New Delhi : The Kerala government has moved the Supreme Court seeking an interim injunction to restrain Centre from implementing the Citizenship Amendment Act, 2019 and its rules, which were notified recently.
In an application, the LDF government submitted that with the coming to force of the CAA Rules, the persons who became entitled for citizenship as per the Act will apply for citizenship and the plaintiff state would be compelled to ensure the compliance of the CAA and the rules and orders, which, it is submitted, are unconstitutional.
The state government’s original suit is pending where it has challenged the validity of 2019 law to provide citizenship to minorities belonging to only six religions from Pakistan, Bangladesh and Afghanistan.
The state government said the classifications based on religion and the country, are discriminatory, arbitrary, unreasonable and contravened the principles of secularism, which has been recognised repeatedly by this court as a basic structure of the Constitution.
It said CAA Rules notified more than four years after the passage of the Act, indicated that Centre was aware that there is no urgency in implementing the provisions.
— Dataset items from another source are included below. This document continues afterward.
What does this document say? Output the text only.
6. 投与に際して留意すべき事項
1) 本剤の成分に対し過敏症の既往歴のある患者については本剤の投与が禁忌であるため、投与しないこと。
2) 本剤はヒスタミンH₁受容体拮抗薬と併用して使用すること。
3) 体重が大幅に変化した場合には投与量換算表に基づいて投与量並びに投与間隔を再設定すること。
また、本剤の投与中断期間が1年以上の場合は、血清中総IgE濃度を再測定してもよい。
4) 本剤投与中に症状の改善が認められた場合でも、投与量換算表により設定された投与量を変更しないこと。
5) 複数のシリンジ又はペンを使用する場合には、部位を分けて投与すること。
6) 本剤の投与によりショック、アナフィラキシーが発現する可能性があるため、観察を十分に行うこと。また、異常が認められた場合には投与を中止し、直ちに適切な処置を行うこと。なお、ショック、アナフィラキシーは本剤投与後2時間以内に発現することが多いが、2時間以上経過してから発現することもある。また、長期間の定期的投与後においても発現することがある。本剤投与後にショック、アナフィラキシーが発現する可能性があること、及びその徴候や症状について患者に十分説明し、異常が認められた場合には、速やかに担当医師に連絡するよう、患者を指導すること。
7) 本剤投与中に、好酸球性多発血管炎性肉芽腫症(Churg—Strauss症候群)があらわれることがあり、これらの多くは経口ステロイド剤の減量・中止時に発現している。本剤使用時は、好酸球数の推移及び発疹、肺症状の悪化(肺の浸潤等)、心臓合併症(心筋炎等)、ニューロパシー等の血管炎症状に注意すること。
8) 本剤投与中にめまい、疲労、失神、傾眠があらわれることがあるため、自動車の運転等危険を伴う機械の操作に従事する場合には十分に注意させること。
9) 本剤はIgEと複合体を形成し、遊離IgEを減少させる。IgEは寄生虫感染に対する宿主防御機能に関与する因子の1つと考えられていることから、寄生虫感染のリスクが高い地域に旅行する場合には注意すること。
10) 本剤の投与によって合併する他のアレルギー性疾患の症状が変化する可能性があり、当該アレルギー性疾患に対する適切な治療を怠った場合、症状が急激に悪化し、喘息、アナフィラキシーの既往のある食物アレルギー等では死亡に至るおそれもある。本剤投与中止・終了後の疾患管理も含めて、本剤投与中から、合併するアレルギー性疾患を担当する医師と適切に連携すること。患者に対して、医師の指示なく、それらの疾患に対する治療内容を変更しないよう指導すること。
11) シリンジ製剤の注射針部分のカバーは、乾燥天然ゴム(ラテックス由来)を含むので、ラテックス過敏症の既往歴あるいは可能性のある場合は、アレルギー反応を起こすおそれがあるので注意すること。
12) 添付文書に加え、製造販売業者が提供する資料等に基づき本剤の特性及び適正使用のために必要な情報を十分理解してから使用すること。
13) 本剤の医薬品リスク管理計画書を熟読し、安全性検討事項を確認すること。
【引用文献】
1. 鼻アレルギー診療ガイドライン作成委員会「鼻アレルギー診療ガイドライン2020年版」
The state said it is submitted that the Amendment Act is a colourable legislation; in as much as there is a constitutional prohibition to make the said legislation in violation of the secular nature of the Constitution; but despite the same, the legislature has enacted it. “It is submitted that even though the statement of objects and reasons of the Citizenship Amendment Bill referred to persecution of the minorities in the three countries of Pakistan, Afghanistan and Bangladesh, the Impugned Amendment Act does not restrict the class of persons to whom the benefit of the amendment has been extended to persons who are in fact persecuted or claim to have been persecuted”, said the plea.
The plea said that there is no rationale in grouping together for the purposes of the Amendment Act and Rules and Orders the three countries of Pakistan, Afghanistan and Bangladesh. “Such grouping is not founded on any rationale principle justifying a separate special treatment for the irrationally chosen class of religious minorities facing persecution on the basis of religion therein”, it added.
The plea said there is no rationale in not extending the rights conferred to a class of minorities from Pakistan, Afghanistan and Bangladesh to religious minorities belonging to the said countries of Sri Lanka, Myanmar, Nepal and Bhutan. “The arbitrary classification of the aforesaid three countries of Pakistan, Afghanistan and Bangladesh without any rationale or standard principles constitutes manifest arbitrariness and violates Article 14 of the Constitution”, it added.
“While the Hindus from Pakistan, Afghanistan and Bangladesh are covered by the Impugned Amendment Act, the defendant did not consider the issues of the Hindus, primarily of Tamil descent, in Sri Lanka and Hindu Madhesis in Terai of Nepal, whose ancestors migrated to Sri Lanka and Nepal respectively in the eighteenth Century from the then British India”, it added.
The plea said Shias are reportedly subjected to persecution in Pakistan, Afghanistan and Bangladesh and reportedly, Hazaras are historically the most restrained ethnic minority group in Afghanistan. “If the object of the Impugned Amendment Act is to protect the ‘minorities who faced religious persecution in Afghanistan, Pakistan and Bangladesh’, then, the Ahmaddiyas and Shias from these countries are also entitled to treatment equal to that being now extended to Hindu, Sikh, Buddhist, Jain, Parsi and Christian communities”, said the plea.
The plea submitted that all persecutions are not solely based on religious grounds alone and are for varied reasons like ethnicity, linguistics etc. “They do not cover the persecutions on the grounds of ethnicity, linguistics etc. even in the said class of three countries. They do not cover the ethnic issues of Balochs, Sindhis, Pakthuns and Mohajirs in 12 Pakistan and the Biharis in Bangladesh”, it added.